Top Three Threats for 2016
The three threats that global IT and security professionals are most concerned about for their organization this year are:
- Social engineering (52%)
- Insider threats (40%)
- Advanced persistent threats (APT) (39%)
These items outranked options frequently associated with cyberattacks, including malware, unpatched systems and distributed denial-of-service attacks.
Cyber Skills Gap Still a Big Problem
According to the findings, the cybersecurity skills gap continues to pose a significant obstacle to organizations seeking to expand their cyber workforce. Close to half (45%) of those surveyed worldwide report that they are hiring more cybersecurity professionals in 2016, yet fully 94% of those hiring say it will be difficult to find skilled candidates. Identifying who has adequate skills and knowledge will also be difficult, say more than six in 10 survey participants.
“The aggressive increase in cyberattacks worldwide is feeding a growing chasm between demand and supply in the cybersecurity talent wars. It is also shedding light on a critical problem in our industry: identifying job candidates who are truly qualified to safeguard corporate assets in a landscape that is highly complex and constantly evolving,” said Eddie Schwartz, CISA, CISM, CISSP-ISSEP, PMP, international vice president of ISACA and president and COO of WhiteOps.
ISACA was the first to combine skills-based vendor-neutral cybersecurity training with performance-based exams and certifications to address the cyber talent shortage with the launch the CSX Practitioner certification in August 2015.

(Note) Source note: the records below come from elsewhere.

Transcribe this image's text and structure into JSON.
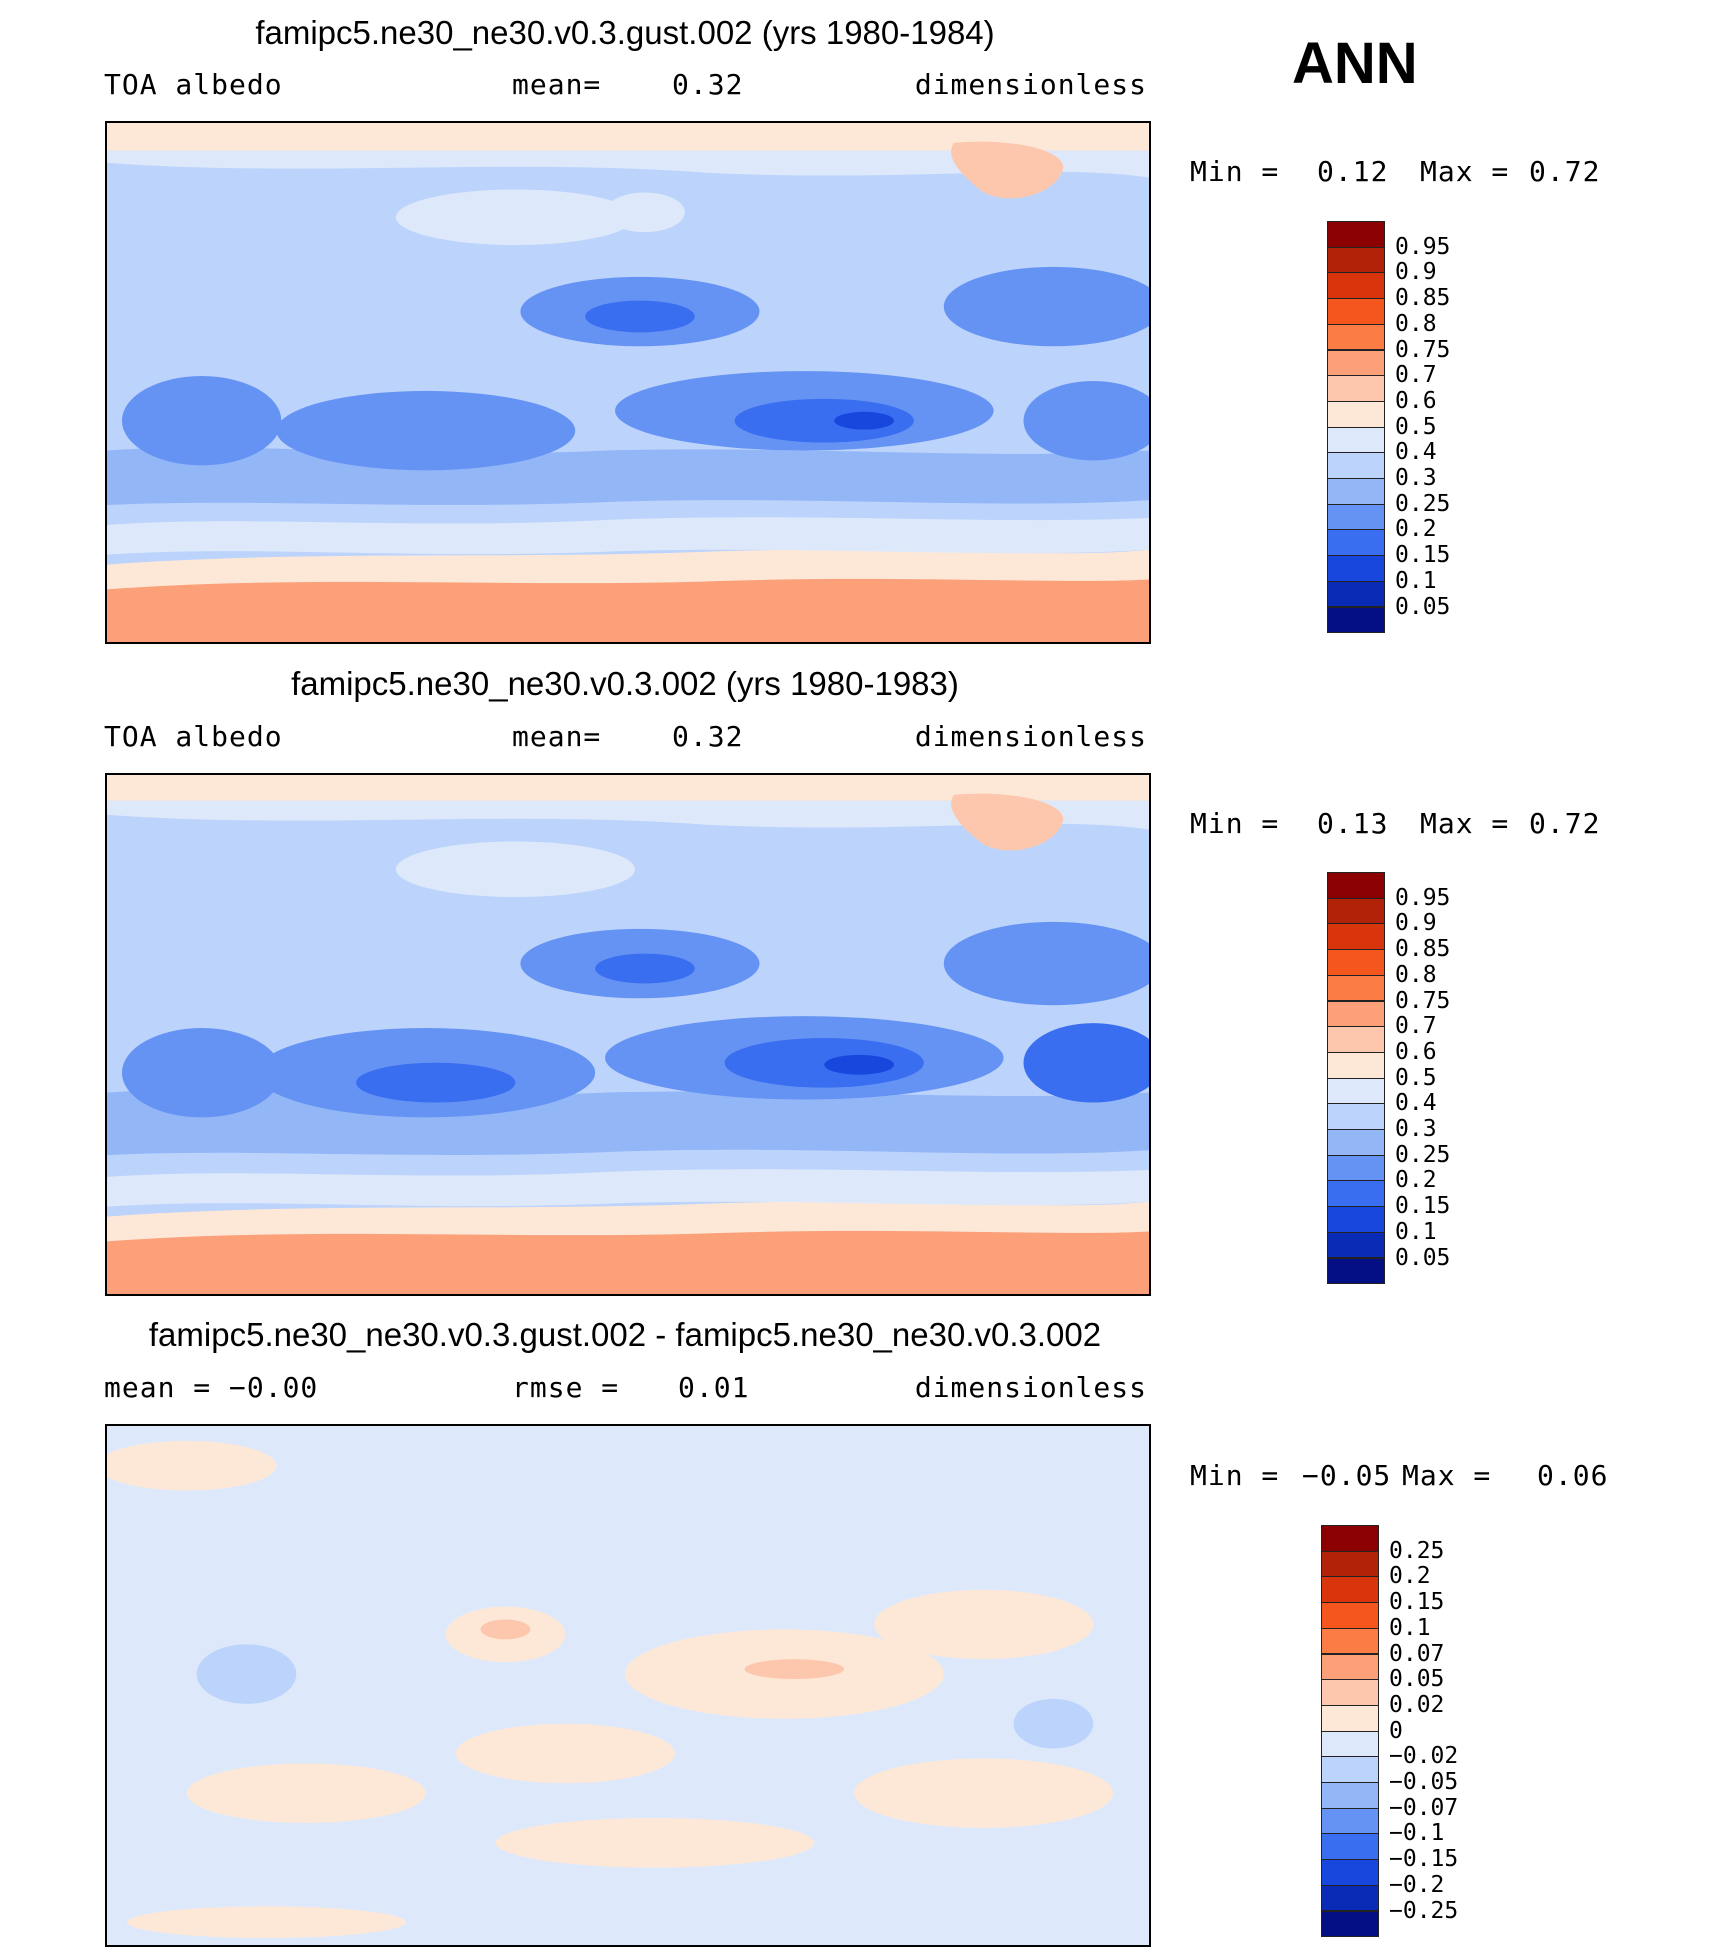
{
  "season": "ANN",
  "panels": [
    {
      "title": "famipc5.ne30_ne30.v0.3.gust.002 (yrs 1980-1984)",
      "left": "TOA albedo",
      "middle_label": "mean=",
      "middle_value": "0.32",
      "right": "dimensionless",
      "min_label": "Min =",
      "min_value": "0.12",
      "max_label": "Max =",
      "max_value": "0.72",
      "colorbar": {
        "labels": [
          "0.95",
          "0.9",
          "0.85",
          "0.8",
          "0.75",
          "0.7",
          "0.6",
          "0.5",
          "0.4",
          "0.3",
          "0.25",
          "0.2",
          "0.15",
          "0.1",
          "0.05"
        ],
        "colors": [
          "#8b0000",
          "#b22208",
          "#d9350d",
          "#f4561e",
          "#fb7c44",
          "#fca07a",
          "#fdc7ad",
          "#fde8d8",
          "#dde9fb",
          "#bcd3fb",
          "#93b6f7",
          "#6593f4",
          "#3a6ef0",
          "#1847de",
          "#0a2bb5",
          "#040f85"
        ]
      }
    },
    {
      "title": "famipc5.ne30_ne30.v0.3.002 (yrs 1980-1983)",
      "left": "TOA albedo",
      "middle_label": "mean=",
      "middle_value": "0.32",
      "right": "dimensionless",
      "min_label": "Min =",
      "min_value": "0.13",
      "max_label": "Max =",
      "max_value": "0.72",
      "colorbar": {
        "labels": [
          "0.95",
          "0.9",
          "0.85",
          "0.8",
          "0.75",
          "0.7",
          "0.6",
          "0.5",
          "0.4",
          "0.3",
          "0.25",
          "0.2",
          "0.15",
          "0.1",
          "0.05"
        ],
        "colors": [
          "#8b0000",
          "#b22208",
          "#d9350d",
          "#f4561e",
          "#fb7c44",
          "#fca07a",
          "#fdc7ad",
          "#fde8d8",
          "#dde9fb",
          "#bcd3fb",
          "#93b6f7",
          "#6593f4",
          "#3a6ef0",
          "#1847de",
          "#0a2bb5",
          "#040f85"
        ]
      }
    },
    {
      "title": "famipc5.ne30_ne30.v0.3.gust.002 - famipc5.ne30_ne30.v0.3.002",
      "left": "mean =  −0.00",
      "middle_label": "rmse =",
      "middle_value": "0.01",
      "right": "dimensionless",
      "min_label": "Min =",
      "min_value": "−0.05",
      "max_label": "Max =",
      "max_value": "0.06",
      "colorbar": {
        "labels": [
          "0.25",
          "0.2",
          "0.15",
          "0.1",
          "0.07",
          "0.05",
          "0.02",
          "0",
          "−0.02",
          "−0.05",
          "−0.07",
          "−0.1",
          "−0.15",
          "−0.2",
          "−0.25"
        ],
        "colors": [
          "#8b0000",
          "#b22208",
          "#d9350d",
          "#f4561e",
          "#fb7c44",
          "#fca07a",
          "#fdc7ad",
          "#fde8d8",
          "#dde9fb",
          "#bcd3fb",
          "#93b6f7",
          "#6593f4",
          "#3a6ef0",
          "#1847de",
          "#0a2bb5",
          "#040f85"
        ]
      }
    }
  ]
}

New Report Added to Cybersecurity Legislation Watch
To help organizations understand the implications of the new U.S. legislation, ISACA today added a new report to its Cybersecurity Legislation Watch center, part of Cybersecurity Nexus (CSX). The report, US Enacts Cybersecurity Information Sharing Legislation, analyzes the Cybersecurity Act of 2015 (P. L. 114-113), which was recently passed by the US Congress and signed by President Barack Obama. The report includes a look at the background of the act, its expected impact on business and criticisms from privacy advocates. To view the special report, visit www.isaca.org/cybersecurity-legislation.

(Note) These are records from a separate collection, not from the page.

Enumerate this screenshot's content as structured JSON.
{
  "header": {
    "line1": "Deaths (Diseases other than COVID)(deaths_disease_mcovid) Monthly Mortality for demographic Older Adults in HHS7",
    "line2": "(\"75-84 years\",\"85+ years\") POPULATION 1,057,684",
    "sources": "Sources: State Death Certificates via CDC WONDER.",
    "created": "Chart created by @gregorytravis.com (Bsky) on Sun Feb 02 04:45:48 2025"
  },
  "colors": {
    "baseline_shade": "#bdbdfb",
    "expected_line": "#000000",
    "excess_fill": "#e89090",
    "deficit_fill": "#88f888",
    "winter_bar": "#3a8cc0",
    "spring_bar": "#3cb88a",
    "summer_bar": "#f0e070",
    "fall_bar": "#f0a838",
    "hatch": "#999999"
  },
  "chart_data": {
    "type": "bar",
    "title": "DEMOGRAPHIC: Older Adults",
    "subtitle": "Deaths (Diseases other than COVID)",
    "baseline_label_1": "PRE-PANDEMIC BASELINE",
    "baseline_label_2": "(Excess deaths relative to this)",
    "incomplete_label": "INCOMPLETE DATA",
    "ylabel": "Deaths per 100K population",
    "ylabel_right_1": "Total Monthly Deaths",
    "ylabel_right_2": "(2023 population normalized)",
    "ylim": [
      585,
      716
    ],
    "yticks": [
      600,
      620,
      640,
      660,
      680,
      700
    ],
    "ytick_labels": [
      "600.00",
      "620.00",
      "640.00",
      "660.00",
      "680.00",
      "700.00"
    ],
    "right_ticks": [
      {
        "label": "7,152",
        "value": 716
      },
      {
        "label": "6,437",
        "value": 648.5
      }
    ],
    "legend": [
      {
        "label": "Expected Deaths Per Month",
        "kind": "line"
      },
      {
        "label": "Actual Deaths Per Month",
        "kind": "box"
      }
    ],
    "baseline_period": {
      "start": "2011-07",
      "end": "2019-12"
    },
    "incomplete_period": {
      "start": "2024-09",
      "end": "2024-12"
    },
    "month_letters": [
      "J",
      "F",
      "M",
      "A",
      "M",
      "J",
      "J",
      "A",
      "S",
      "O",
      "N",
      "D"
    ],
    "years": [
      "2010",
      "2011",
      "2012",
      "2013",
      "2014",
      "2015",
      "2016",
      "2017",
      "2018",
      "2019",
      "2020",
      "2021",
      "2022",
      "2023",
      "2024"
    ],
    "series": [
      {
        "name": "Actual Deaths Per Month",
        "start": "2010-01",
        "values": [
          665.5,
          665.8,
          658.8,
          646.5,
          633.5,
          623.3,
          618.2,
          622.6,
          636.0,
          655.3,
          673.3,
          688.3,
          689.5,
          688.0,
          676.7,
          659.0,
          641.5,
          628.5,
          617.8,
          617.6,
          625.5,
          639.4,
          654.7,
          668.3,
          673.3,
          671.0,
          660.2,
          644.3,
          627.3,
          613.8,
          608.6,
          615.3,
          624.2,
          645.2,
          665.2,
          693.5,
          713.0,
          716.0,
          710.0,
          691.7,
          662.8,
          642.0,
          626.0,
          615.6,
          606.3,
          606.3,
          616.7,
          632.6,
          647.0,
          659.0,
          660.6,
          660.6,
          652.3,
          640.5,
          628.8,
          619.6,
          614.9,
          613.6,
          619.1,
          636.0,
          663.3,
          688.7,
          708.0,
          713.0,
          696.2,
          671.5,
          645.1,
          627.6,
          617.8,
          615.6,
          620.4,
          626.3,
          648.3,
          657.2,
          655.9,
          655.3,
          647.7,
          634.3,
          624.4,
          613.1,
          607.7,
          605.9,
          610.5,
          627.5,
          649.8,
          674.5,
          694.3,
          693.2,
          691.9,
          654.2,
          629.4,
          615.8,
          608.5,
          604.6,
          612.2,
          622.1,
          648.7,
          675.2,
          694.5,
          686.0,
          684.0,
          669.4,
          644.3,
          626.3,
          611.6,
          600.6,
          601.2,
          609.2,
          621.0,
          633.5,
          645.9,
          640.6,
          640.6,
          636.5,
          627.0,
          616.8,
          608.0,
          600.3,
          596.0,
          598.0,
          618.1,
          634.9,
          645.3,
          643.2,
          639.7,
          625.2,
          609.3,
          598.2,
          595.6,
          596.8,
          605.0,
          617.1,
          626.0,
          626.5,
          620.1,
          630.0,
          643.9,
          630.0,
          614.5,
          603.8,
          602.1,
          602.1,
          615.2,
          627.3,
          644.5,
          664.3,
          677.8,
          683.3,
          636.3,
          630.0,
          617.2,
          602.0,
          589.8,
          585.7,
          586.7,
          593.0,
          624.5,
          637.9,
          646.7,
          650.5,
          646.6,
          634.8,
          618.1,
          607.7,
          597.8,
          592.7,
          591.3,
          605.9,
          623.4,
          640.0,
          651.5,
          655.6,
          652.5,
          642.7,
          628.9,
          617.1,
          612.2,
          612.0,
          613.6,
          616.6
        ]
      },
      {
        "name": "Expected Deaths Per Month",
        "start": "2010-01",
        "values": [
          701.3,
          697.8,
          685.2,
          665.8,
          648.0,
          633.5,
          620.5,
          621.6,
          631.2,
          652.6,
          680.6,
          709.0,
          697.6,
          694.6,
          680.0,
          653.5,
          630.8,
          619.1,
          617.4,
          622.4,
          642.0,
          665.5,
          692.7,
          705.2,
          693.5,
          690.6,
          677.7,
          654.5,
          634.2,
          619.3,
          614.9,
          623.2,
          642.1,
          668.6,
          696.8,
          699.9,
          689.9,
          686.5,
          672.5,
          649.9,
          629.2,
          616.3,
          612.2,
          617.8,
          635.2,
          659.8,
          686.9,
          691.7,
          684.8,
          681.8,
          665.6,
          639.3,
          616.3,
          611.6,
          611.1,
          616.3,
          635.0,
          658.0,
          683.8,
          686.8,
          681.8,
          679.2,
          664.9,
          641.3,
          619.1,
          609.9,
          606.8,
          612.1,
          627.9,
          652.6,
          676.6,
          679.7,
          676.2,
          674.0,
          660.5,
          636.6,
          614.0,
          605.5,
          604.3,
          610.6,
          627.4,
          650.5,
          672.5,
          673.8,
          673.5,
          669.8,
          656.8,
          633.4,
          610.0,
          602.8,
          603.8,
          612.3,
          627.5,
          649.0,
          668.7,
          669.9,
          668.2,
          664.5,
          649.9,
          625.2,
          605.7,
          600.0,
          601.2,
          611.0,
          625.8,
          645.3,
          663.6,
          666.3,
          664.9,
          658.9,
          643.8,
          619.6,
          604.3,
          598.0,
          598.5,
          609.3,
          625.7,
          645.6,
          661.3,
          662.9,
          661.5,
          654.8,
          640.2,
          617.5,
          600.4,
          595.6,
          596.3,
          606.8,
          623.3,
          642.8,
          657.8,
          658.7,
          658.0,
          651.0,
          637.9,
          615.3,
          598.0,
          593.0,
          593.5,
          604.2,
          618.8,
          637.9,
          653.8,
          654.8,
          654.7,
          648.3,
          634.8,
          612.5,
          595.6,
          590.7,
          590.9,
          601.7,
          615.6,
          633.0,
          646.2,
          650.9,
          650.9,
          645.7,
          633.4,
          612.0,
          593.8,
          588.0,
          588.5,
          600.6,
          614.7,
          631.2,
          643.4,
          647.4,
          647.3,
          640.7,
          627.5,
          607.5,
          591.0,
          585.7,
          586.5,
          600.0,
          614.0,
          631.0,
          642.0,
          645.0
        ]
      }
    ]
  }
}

ISACA launched Cybersecurity Nexus (CSX) in 2014 to help address a growing worldwide cybersecurity skills crisis. CSX is a central location of cybersecurity research, guidance, certificates and certifications, education, mentoring and community. ISACA recently introduced skills-based training with performance-based exams and CSX certifications to help professionals build and evolve their careers in cybersecurity. Last year marked the successful debut to a sold-out crowd of the North America CSX 2015 Conference, dedicated specifically to cybersecurity. In 2016 ISACA is expanding the cybersecurity event to Europe and Asia.

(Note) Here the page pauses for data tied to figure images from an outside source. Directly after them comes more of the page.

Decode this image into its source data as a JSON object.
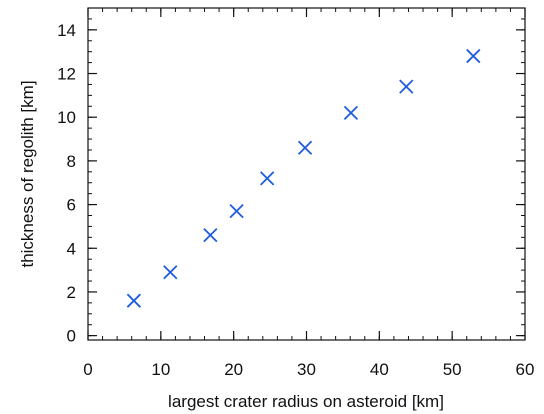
{
  "chart_data": {
    "type": "scatter",
    "xlabel": "largest crater radius on asteroid [km]",
    "ylabel": "thickness of regolith [km]",
    "xlim": [
      0,
      60
    ],
    "ylim": [
      -0.2,
      15
    ],
    "xticks": [
      0,
      10,
      20,
      30,
      40,
      50,
      60
    ],
    "yticks": [
      0,
      2,
      4,
      6,
      8,
      10,
      12,
      14
    ],
    "x_minor_step": 2,
    "y_minor_step": 0.5,
    "grid": false,
    "marker": "x",
    "marker_color": "#1f5ce0",
    "axis_color": "#111111",
    "points": [
      {
        "x": 6.3,
        "y": 1.6
      },
      {
        "x": 11.3,
        "y": 2.9
      },
      {
        "x": 16.8,
        "y": 4.6
      },
      {
        "x": 20.4,
        "y": 5.7
      },
      {
        "x": 24.6,
        "y": 7.2
      },
      {
        "x": 29.8,
        "y": 8.6
      },
      {
        "x": 36.1,
        "y": 10.2
      },
      {
        "x": 43.7,
        "y": 11.4
      },
      {
        "x": 52.9,
        "y": 12.8
      }
    ]
  }
}
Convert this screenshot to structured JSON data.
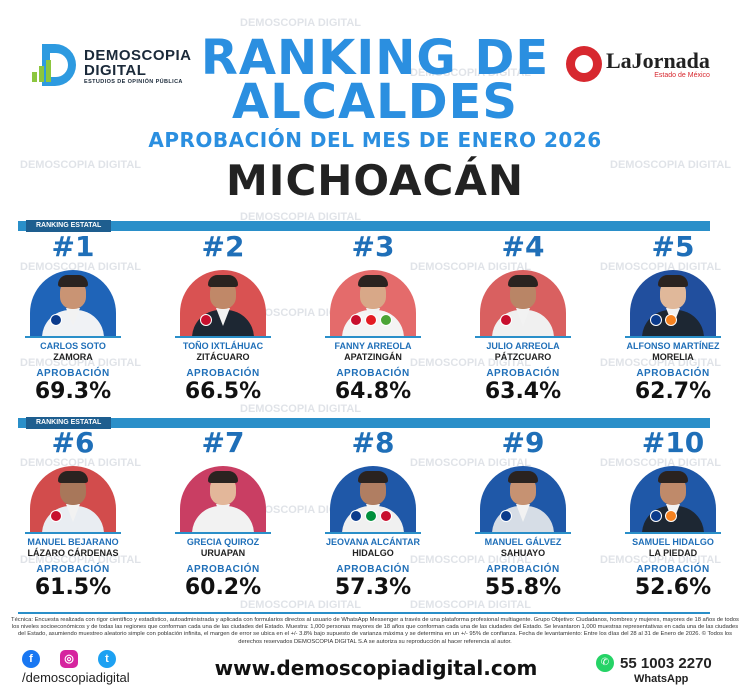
{
  "header": {
    "brand_name": "DEMOSCOPIA DIGITAL",
    "brand_tagline": "ESTUDIOS DE OPINIÓN PÚBLICA",
    "title_line1": "RANKING DE",
    "title_line2": "ALCALDES",
    "subtitle": "APROBACIÓN DEL MES DE ENERO 2026",
    "state": "MICHOACÁN",
    "partner_name": "LaJornada",
    "partner_tagline": "Estado de México",
    "accent_color": "#2b8fe0"
  },
  "ranking_label": "RANKING ESTATAL",
  "approval_label": "APROBACIÓN",
  "mayors": [
    {
      "rank": "#1",
      "name": "CARLOS SOTO",
      "city": "ZAMORA",
      "approval": "69.3%",
      "parties": [
        "pan"
      ]
    },
    {
      "rank": "#2",
      "name": "TOÑO IXTLÁHUAC",
      "city": "ZITÁCUARO",
      "approval": "66.5%",
      "parties": [
        "morena"
      ]
    },
    {
      "rank": "#3",
      "name": "FANNY ARREOLA",
      "city": "APATZINGÁN",
      "approval": "64.8%",
      "parties": [
        "morena",
        "pt",
        "verde"
      ]
    },
    {
      "rank": "#4",
      "name": "JULIO ARREOLA",
      "city": "PÁTZCUARO",
      "approval": "63.4%",
      "parties": [
        "morena"
      ]
    },
    {
      "rank": "#5",
      "name": "ALFONSO MARTÍNEZ",
      "city": "MORELIA",
      "approval": "62.7%",
      "parties": [
        "pan",
        "mc"
      ]
    },
    {
      "rank": "#6",
      "name": "MANUEL BEJARANO",
      "city": "LÁZARO CÁRDENAS",
      "approval": "61.5%",
      "parties": [
        "morena"
      ]
    },
    {
      "rank": "#7",
      "name": "GRECIA QUIROZ",
      "city": "URUAPAN",
      "approval": "60.2%",
      "parties": []
    },
    {
      "rank": "#8",
      "name": "JEOVANA ALCÁNTAR",
      "city": "HIDALGO",
      "approval": "57.3%",
      "parties": [
        "pan",
        "pri",
        "morena"
      ]
    },
    {
      "rank": "#9",
      "name": "MANUEL GÁLVEZ",
      "city": "SAHUAYO",
      "approval": "55.8%",
      "parties": [
        "pan"
      ]
    },
    {
      "rank": "#10",
      "name": "SAMUEL HIDALGO",
      "city": "LA PIEDAD",
      "approval": "52.6%",
      "parties": [
        "pan",
        "mc"
      ]
    }
  ],
  "footer": {
    "methodology": "Técnica: Encuesta realizada con rigor científico y estadístico, autoadministrada y aplicada con formularios directos al usuario de WhatsApp Messenger a través de una plataforma profesional multiagente. Grupo Objetivo: Ciudadanos, hombres y mujeres, mayores de 18 años de todos los niveles socioeconómicos y de todas las regiones que conforman cada una de las ciudades del Estado. Muestra: 1,000 personas mayores de 18 años que conforman cada una de las ciudades del Estado. Se levantaron 1,000 muestras representativas en cada una de las ciudades del Estado, asumiendo muestreo aleatorio simple con población infinita, el margen de error se ubica en el +/- 3.8% bajo supuesto de varianza máxima y se determina en un +/- 95% de confianza. Fecha de levantamiento: Entre los días del 28 al 31 de Enero de 2026. © Todos los derechos reservados DEMOSCOPIA DIGITAL S.A se autoriza su reproducción al hacer referencia al autor.",
    "handle": "/demoscopiadigital",
    "website": "www.demoscopiadigital.com",
    "phone": "55 1003 2270",
    "whatsapp_label": "WhatsApp",
    "social_icons": [
      "facebook-icon",
      "instagram-icon",
      "twitter-icon"
    ]
  }
}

ISACA (www.isaca.org) helps global professionals lead, adapt and assure trust in an evolving digital world by offering innovative and world-class knowledge, standards, networking, credentialing and career development. Established in 1969, ISACA is a global nonprofit association of 140,000 professionals in 180 countries. ISACA offers the Cybersecurity Nexus (CSX) and COBIT, a business framework to govern enterprise technology.